If we replace stroke with an array:

const drawing = new HandwritingDrawing()
const stroke = []

// The stroke starts.
drawing.addStroke(stroke)

// Points for "hel"
stroke.push({x, y, t})
drawing.getPrediction()

// Points for "lo"
stroke.push({x, y, t})
drawing.getPrediction()

// Or mutate the value of a point.
stroke[1].x = newX

It's very hard (or impossible?) to determine the changed strokes without inspecting all strokes:

domenic commented 3 years ago

The hashing cost isn't trivial (iterating through tens of thousands of points in the drawing) compared to the time to perform an incremental prediction (on thousands of points, could be as low as 10 ms).

When I benchmark iterating through a ten-thousand item vector<> in C++, I get numbers much lower than 10 ms. I am not a benchmarking expert though; perhaps you could show me how you are getting larger numbers for this sort of operation?

wacky6 commented 3 years ago

Discussed offline with @domenic:

The key is balance between API flexibility and easy-of-use.

Let's propose / plan a future addition to HandwritingStroke's constructor to accept Array<Point> (perhaps HandwritingDrawing as well), and convert them into addPoint calls internally.

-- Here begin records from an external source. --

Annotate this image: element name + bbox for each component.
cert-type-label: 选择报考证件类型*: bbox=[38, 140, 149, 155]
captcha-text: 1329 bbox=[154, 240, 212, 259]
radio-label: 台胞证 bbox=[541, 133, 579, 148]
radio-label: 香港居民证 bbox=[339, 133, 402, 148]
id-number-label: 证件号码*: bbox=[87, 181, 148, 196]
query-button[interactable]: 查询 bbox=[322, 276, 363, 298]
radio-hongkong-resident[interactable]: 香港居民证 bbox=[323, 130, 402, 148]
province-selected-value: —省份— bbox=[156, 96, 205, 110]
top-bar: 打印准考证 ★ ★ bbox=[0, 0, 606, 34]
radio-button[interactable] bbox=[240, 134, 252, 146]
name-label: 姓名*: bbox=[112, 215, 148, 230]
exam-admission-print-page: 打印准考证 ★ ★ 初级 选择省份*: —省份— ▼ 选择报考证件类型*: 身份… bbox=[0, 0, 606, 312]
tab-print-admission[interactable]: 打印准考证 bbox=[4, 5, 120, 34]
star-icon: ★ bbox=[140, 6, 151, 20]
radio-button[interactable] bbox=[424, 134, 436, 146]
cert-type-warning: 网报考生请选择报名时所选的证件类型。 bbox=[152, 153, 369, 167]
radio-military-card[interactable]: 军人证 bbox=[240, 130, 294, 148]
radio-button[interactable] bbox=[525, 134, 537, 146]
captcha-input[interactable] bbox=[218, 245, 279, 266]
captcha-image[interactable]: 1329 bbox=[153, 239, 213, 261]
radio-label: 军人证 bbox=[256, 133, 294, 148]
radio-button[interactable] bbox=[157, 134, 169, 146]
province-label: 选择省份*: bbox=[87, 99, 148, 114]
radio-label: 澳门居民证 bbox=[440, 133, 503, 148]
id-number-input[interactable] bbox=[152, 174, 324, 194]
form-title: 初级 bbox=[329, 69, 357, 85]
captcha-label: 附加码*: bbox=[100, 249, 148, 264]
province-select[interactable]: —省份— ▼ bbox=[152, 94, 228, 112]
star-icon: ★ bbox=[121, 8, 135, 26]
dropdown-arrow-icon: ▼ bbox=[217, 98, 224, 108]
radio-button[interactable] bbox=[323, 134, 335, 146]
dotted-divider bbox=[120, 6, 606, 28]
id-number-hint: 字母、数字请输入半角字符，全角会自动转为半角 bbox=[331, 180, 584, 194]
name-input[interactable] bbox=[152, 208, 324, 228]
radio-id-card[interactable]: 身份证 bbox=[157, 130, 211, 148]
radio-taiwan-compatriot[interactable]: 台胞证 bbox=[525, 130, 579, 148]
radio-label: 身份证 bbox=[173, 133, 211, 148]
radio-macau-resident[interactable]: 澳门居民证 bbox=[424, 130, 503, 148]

With this addition, developers can avoid boilerplate-ish addPoint calls, and use array manipulations (which they are already familiar with) if suitable. This may not made into the first spec revision / release though.

HandwritingStroke enables easy implementation of incremental recognition (better performance if the drawing is large / contains lots of points), and future extension to per-stroke query methods (like the Recognized field in MS Ink API).